Bakara Suresi’nin iki yüz
yirmi birinci ayeti, sıradan okunduğunda Mekke dönemine ait insan
tablolarını anlattığı şeklinde anlaşılabilir. Mü’min erkeklerle
müşrik erkekleri, mü’min kadınlarla müşrik kadınları önümüze koyan
bu âyetin, Mekke’de Bilal radıyallahu anha işkence eden kâfir
insanlardan söz etmekte olduğu açıkça anlaşılmaktadır. Böyle bir
anlama için ilim sahibi olmak da gerekmemektedir.
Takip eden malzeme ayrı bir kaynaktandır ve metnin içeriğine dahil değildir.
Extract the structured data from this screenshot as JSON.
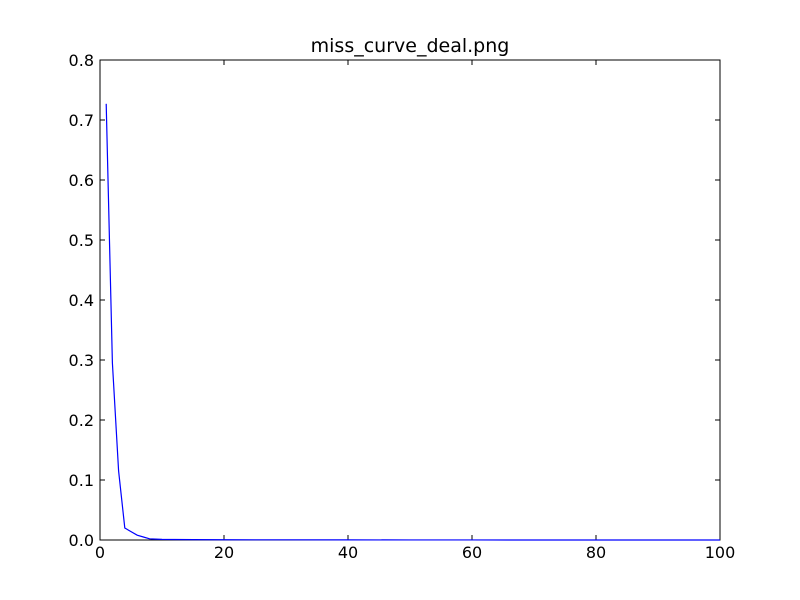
{
  "chart_data": {
    "type": "line",
    "title": "miss_curve_deal.png",
    "xlabel": "",
    "ylabel": "",
    "xlim": [
      0,
      100
    ],
    "ylim": [
      0.0,
      0.8
    ],
    "x_ticks": [
      0,
      20,
      40,
      60,
      80,
      100
    ],
    "x_tick_labels": [
      "0",
      "20",
      "40",
      "60",
      "80",
      "100"
    ],
    "y_ticks": [
      0.0,
      0.1,
      0.2,
      0.3,
      0.4,
      0.5,
      0.6,
      0.7,
      0.8
    ],
    "y_tick_labels": [
      "0.0",
      "0.1",
      "0.2",
      "0.3",
      "0.4",
      "0.5",
      "0.6",
      "0.7",
      "0.8"
    ],
    "grid": false,
    "legend": "none",
    "series": [
      {
        "color": "#0000ff",
        "x": [
          1,
          2,
          3,
          4,
          5,
          6,
          7,
          8,
          9,
          10,
          12,
          15,
          20,
          30,
          40,
          50,
          60,
          70,
          80,
          90,
          100
        ],
        "y": [
          0.727,
          0.295,
          0.115,
          0.02,
          0.014,
          0.008,
          0.005,
          0.002,
          0.0015,
          0.001,
          0.0008,
          0.0006,
          0.0004,
          0.0003,
          0.0002,
          0.0001,
          0.0001,
          0.0,
          0.0,
          0.0,
          0.0
        ]
      }
    ]
  }
}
Biz, Kur’an’ı ve ayetlerini imanımızın temelleri olarak gören
anlayışımızın gereği olarak bu ayeti daha etkin bir konunun kaynağı
olarak görmeliyiz. Ayet esasen, aile saadetinin ya da erkek veya
kadın mü’min için asıl huzurun kimde olduğunu göstermektedir.
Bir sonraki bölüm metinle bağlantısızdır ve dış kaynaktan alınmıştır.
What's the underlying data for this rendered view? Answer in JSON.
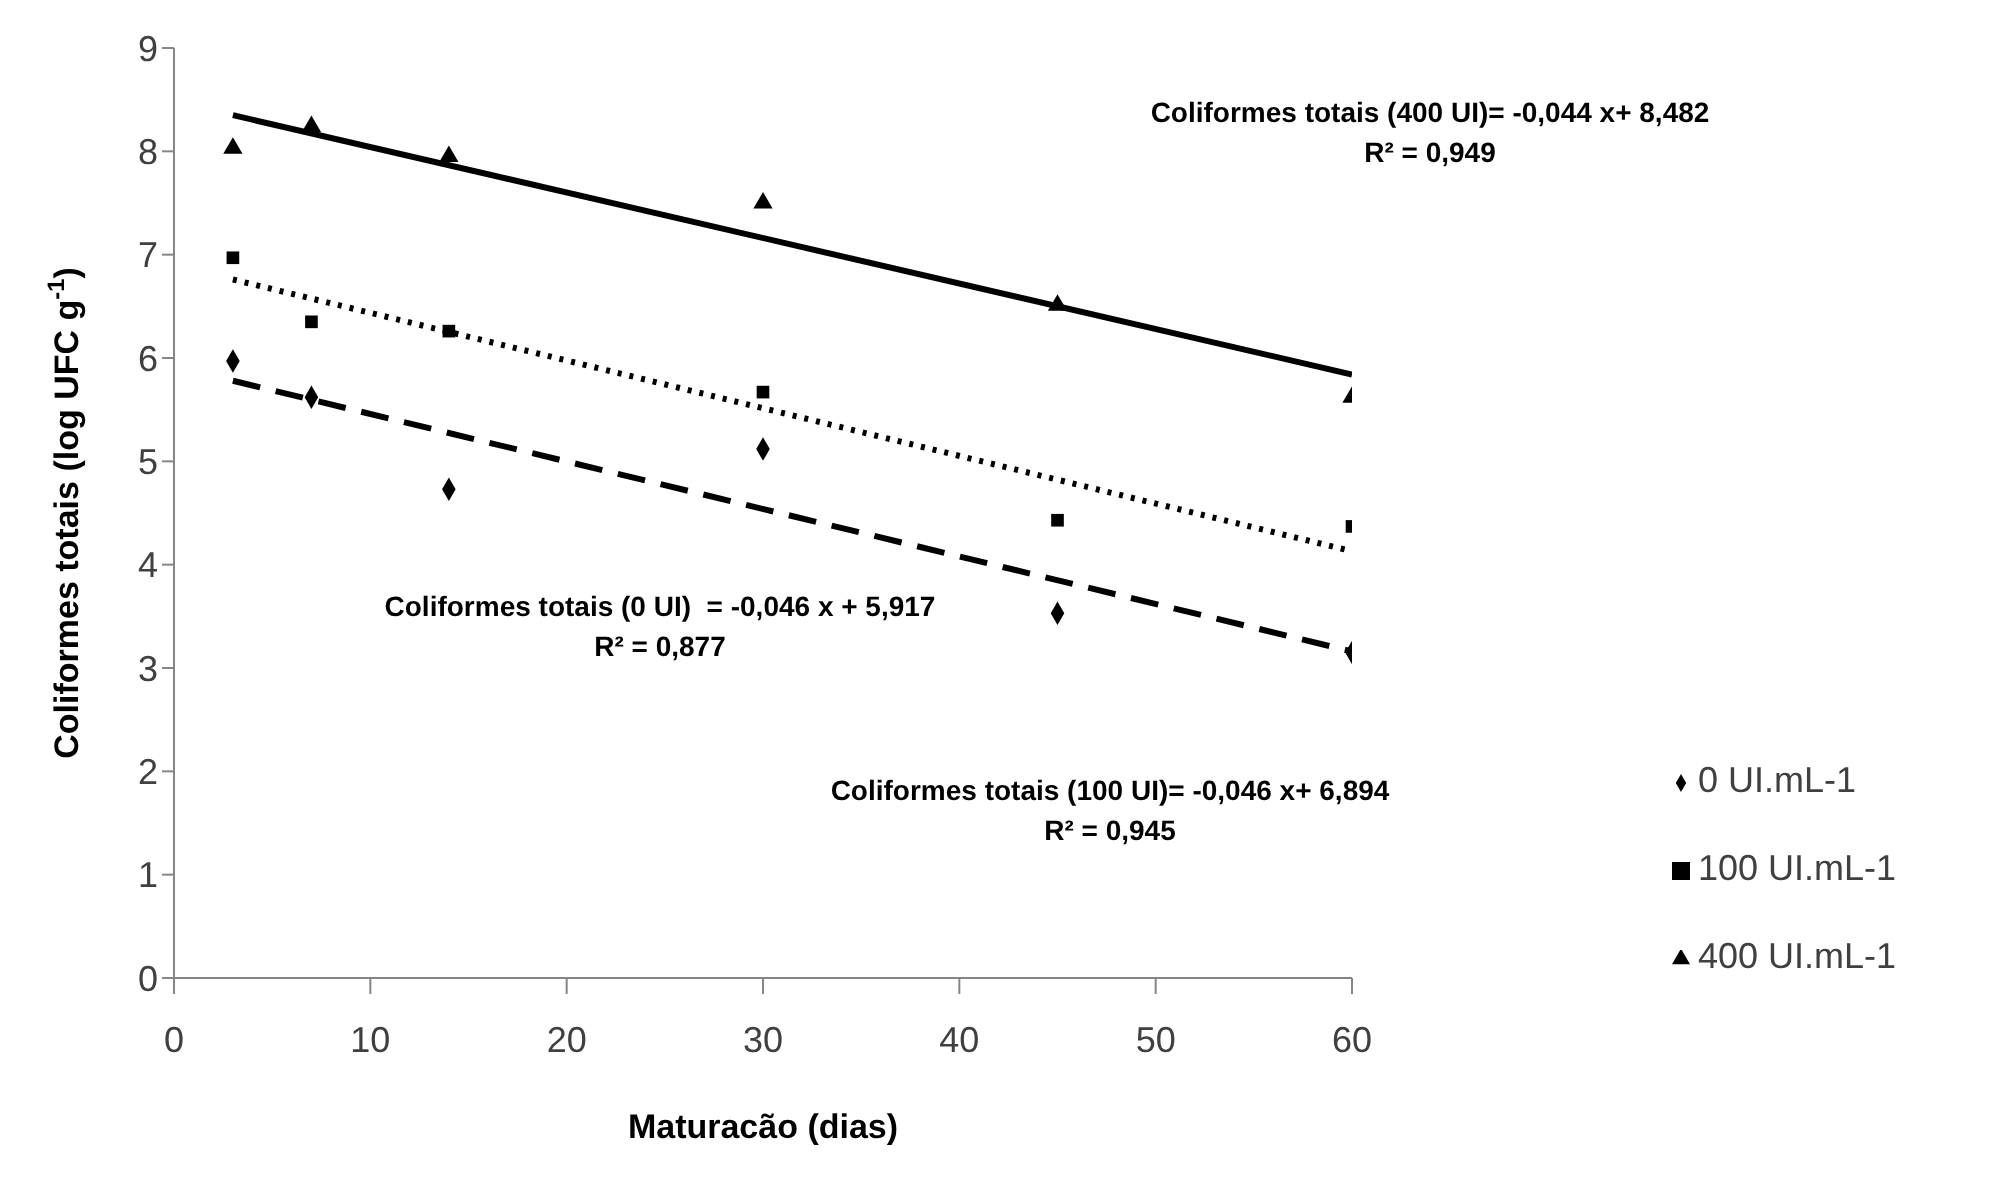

‘Mü’min erkek-mü’min kadın’ her durumda daha iyidir. Fiziksel
güzellik ve dış etkenler aksini gösterse de imanla bezenmiş bir
insan ‘iyidir-iyi olmalıdır.’ Ayeti bu bakışla ele
alabiliriz:
“İman etmedikleri sürece müşrik kadınlarla evlenmeyin. Müşrik kadın hoşunuza gitse de, mü’min bir cariye Allah’a ortak koşan bir kadından daha hayırlıdır. İman etmedikleri sürece müşrik erkeklerle, kadınlarınızı evlendirmeyin. Müşrik hür erkek hoşunuza gitse de, iman eden bir köle, müşrik bir erkekten daha hayırlıdır. Onlar ateşe çağırırlar, Allah ise izniyle, cennete ve bağışlanmaya çağırır. O, insanlara ayetlerini açıklar ki, öğüt alıp düşünsünler.”
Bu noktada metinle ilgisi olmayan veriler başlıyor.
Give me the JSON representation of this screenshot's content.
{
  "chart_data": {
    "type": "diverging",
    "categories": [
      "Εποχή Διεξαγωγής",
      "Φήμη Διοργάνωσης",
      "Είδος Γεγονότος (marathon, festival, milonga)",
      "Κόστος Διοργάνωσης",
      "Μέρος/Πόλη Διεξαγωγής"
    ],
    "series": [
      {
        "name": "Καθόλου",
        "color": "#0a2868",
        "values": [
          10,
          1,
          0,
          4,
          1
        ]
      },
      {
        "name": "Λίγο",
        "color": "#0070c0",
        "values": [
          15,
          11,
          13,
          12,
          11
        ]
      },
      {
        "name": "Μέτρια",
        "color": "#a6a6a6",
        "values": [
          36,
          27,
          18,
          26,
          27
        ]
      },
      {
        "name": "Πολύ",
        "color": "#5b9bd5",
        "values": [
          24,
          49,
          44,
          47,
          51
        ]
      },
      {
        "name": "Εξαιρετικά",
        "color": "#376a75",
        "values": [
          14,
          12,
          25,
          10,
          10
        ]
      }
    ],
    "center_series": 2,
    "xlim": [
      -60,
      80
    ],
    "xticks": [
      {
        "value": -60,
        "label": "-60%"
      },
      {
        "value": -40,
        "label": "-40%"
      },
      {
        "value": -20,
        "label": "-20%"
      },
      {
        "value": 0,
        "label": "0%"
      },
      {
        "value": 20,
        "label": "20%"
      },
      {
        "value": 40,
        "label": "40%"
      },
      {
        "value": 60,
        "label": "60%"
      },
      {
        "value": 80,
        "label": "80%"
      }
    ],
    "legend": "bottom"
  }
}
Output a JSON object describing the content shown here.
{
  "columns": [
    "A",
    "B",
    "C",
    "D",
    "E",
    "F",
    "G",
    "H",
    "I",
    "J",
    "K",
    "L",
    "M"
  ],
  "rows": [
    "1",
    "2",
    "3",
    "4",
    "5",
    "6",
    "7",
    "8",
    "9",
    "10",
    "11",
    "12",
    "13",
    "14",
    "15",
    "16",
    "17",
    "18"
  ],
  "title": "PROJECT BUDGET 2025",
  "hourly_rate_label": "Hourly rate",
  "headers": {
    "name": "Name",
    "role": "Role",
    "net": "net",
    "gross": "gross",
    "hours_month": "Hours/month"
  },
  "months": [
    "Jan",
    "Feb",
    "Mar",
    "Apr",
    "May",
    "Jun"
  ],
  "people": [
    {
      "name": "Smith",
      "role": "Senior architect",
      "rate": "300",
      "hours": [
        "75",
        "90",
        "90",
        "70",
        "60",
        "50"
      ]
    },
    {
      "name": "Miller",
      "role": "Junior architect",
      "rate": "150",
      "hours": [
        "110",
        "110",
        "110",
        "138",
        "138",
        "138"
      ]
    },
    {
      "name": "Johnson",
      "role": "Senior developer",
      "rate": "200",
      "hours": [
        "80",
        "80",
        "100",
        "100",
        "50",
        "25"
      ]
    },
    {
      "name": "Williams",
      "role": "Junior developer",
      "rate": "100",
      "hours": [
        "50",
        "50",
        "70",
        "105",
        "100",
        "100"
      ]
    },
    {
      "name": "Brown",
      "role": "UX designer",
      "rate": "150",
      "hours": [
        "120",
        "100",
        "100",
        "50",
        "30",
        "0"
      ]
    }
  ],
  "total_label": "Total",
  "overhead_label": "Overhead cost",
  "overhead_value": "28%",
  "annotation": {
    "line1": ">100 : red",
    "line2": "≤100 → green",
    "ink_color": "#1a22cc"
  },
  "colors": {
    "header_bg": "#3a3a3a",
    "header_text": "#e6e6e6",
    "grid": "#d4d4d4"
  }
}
Kur’an’ımızın bu açık hükmü satır satır ele alındığında şu çizgileri çizmektedir:
1- İnsanlar, iman edenler ve etmeyenler, mü’minler ve müşrikler olarak iki grupturlar. Hayata bakan gözümüz bu iki çizgi üzerinden insanı değerlendirmelidir. Bizim göz zevkimiz başka türlü söylüyor olsa da kitabımız Kur’an, insanları bu şekilde görmektedir. Kişisel menfaatlerimize göre bir tasnif yapamayız. Mü’min olmak, mü’minlerle beraber olmak gerektirmektedir. Mü’min olduğu hâlde kişisel hayatını, ev düzenini mü’minlerle kuramayanlar yanlış üzerine kurulu bir iş yapmış olmaktadırlar.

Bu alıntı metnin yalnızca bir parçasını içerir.